Breacker told News Shopper: “I’m looking forward to it.

“There have been a lot of changes since I was there.

“Johnnie Jackson is someone we signed, other than that there aren’t many others there I know.

“I’m not surprised they’ve had so many changes because I knew the situation at the club when I went there and even before I joined there was talk about them selling it and they weren’t going to invest any more money.

“It was all about cutting the cloth so for a lot of the time we were sort of begging, stealing and borrowing players and trying to move other ones on.

“We moved on a lot of players and brought some money in so when there was eventually a takeover we knew it was very lean without any baggage or players who weren’t wanted on long contracts or on too much money for the division.

“It was right for that sort of thing to be taken over and added to.

“For most of the time we were there it was meetings about cutting rather than improving and bringing people in, so it would have been nice to see that job through.

“I really enjoyed my time there. Sometimes there was quite a lot of adversity, not just on the playing side but also with the staff at the club, who were really good people, and a lot of them lost their jobs.
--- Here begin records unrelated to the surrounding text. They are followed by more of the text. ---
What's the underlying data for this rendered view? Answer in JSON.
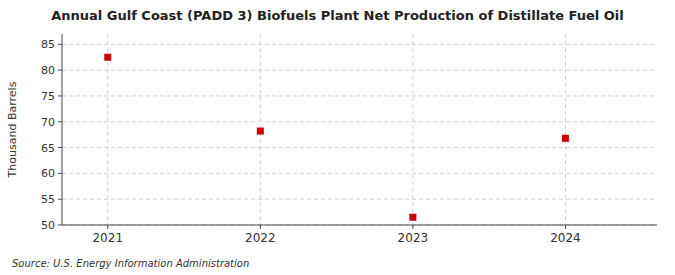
{
  "chart_data": {
    "type": "scatter",
    "title": "Annual Gulf Coast (PADD 3) Biofuels Plant Net Production of Distillate Fuel Oil",
    "ylabel": "Thousand Barrels",
    "source": "Source: U.S. Energy Information Administration",
    "x": [
      2021,
      2022,
      2023,
      2024
    ],
    "values": [
      82.5,
      68.2,
      51.5,
      66.8
    ],
    "color": "#cc0000",
    "marker": "square",
    "xlim": [
      2020.7,
      2024.6
    ],
    "xticks": [
      2021,
      2022,
      2023,
      2024
    ],
    "ylim": [
      50,
      87
    ],
    "yticks": [
      50,
      55,
      60,
      65,
      70,
      75,
      80,
      85
    ],
    "grid": true
  }
}
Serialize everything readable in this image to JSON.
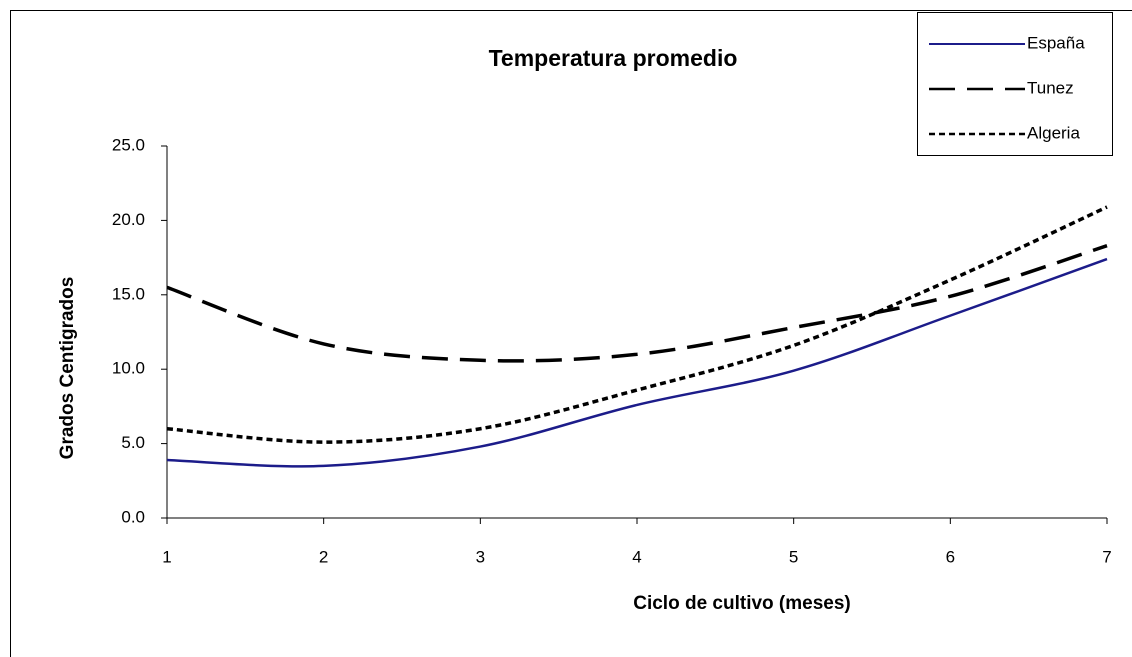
{
  "chart_data": {
    "type": "line",
    "title": "Temperatura promedio",
    "x_label": "Ciclo de cultivo (meses)",
    "y_label": "Grados Centigrados",
    "x": [
      1,
      2,
      3,
      4,
      5,
      6,
      7
    ],
    "xlim": [
      1,
      7
    ],
    "xticks": [
      1,
      2,
      3,
      4,
      5,
      6,
      7
    ],
    "ylim": [
      0,
      25
    ],
    "yticks": [
      {
        "value": 0,
        "label": "0.0"
      },
      {
        "value": 5,
        "label": "5.0"
      },
      {
        "value": 10,
        "label": "10.0"
      },
      {
        "value": 15,
        "label": "15.0"
      },
      {
        "value": 20,
        "label": "20.0"
      },
      {
        "value": 25,
        "label": "25.0"
      }
    ],
    "grid": false,
    "smooth": true,
    "legend_position": "top-right",
    "series": [
      {
        "name": "España",
        "color": "#1c1c8a",
        "line_style": "solid",
        "values": [
          3.9,
          3.5,
          4.8,
          7.6,
          9.9,
          13.6,
          17.4
        ]
      },
      {
        "name": "Tunez",
        "color": "#000000",
        "line_style": "long-dash",
        "values": [
          15.5,
          11.7,
          10.6,
          11.0,
          12.8,
          14.9,
          18.3
        ]
      },
      {
        "name": "Algeria",
        "color": "#000000",
        "line_style": "dash",
        "values": [
          6.0,
          5.1,
          6.0,
          8.6,
          11.6,
          16.0,
          20.9
        ]
      }
    ]
  }
}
News Shopper: Phil Parkinson and Tim Breacker during their time in charge at The Valley

“It was quite a difficult time but one I look back on in a funny way as being a period I enjoyed because we felt the division was very tough the year Millwall got promoted.

“With Norwich, Leeds and Huddersfield also up there it was very tough.

“The next year we were still up there and in the fight even though we had cut again.”

He added: “The new owners obviously had their own people they wanted to bring in and had their way they wanted to do it, so fair enough.

“I was disappointed but in some ways I realised for the sake of the club it had to be done and that is the way it is.

“In some ways we helped because we were still competitive and up near the top of the league it helps to sell it.

“We did the job we were asked to do and so be it.”

Parkinson is also back in work as the manager of League Two promotion hopefuls Bradford City and Braecker revealed there is no bad feeling from the former Valley boss about his abrupt departure following the takeover.

“I do speak to him,” the Millwall coach explained.

“Our families know each other and although I can’t speak for him I don’t think he is in any way particularly bitter about it, he just knows that is the way it was.

“When he took me in there he told me how it was and you get on with it.

“That’s the case at a lot of clubs, you never know behind the scenes everything which is going on.

“When a club is like that where they are trying to cut things then obviously it comes through to the players and it can be quite difficult to keep it going.

“From Phil’s point of view he would have like to have seen it through.

“It was a great club, really nice people there and now the infrastructure is there to take it forward, which they’ve done.”

But Breacker’s recollections of that 4-0 hiding Charlton suffered at The Den were not so positive.

He said: “There was a very good atmosphere at the ground.

“Obviously it didn’t go the way I wanted at the time but it was quite a good lesson for some of our boys on the day in terms of just how competitive the division was at the time.

“As much as anything one of our messages after the game to our players was how much Millwall were up for the game and how much they wanted it and it proved.

“Steve Morison was on fire at the time and we couldn’t handle him.

“Millwall were worthy winners on the day and it is quite hard to take, especially in derbies, so they aren’t nice memories for myself.

“But I’m sure the Millwall supporters would have really enjoyed it.”

News Shopper: Breacker is now the first team coach at The Den. PICTURE BY EDMUND BOYDEN.

Breacker added: “The game against Leeds was almost like a derby game with the atmosphere and the history between the clubs.

“I think it will be another big derby game.

“Like every game in this division it will be another battle.

“You’ve just got to hang in there and hopefully take your chances when they come along.

“There is no let up at all in the Championship, it is a very tough league and it makes it quite entertaining. “All of the players realise there are no easy games.

“If you take your foot off the pedal for any given time then you can’t compete in a division like this, you would be extremely lucky to get away with it.

“You’ve got to be full pelt every game and I’m sure it will be the same with the Charlton game.”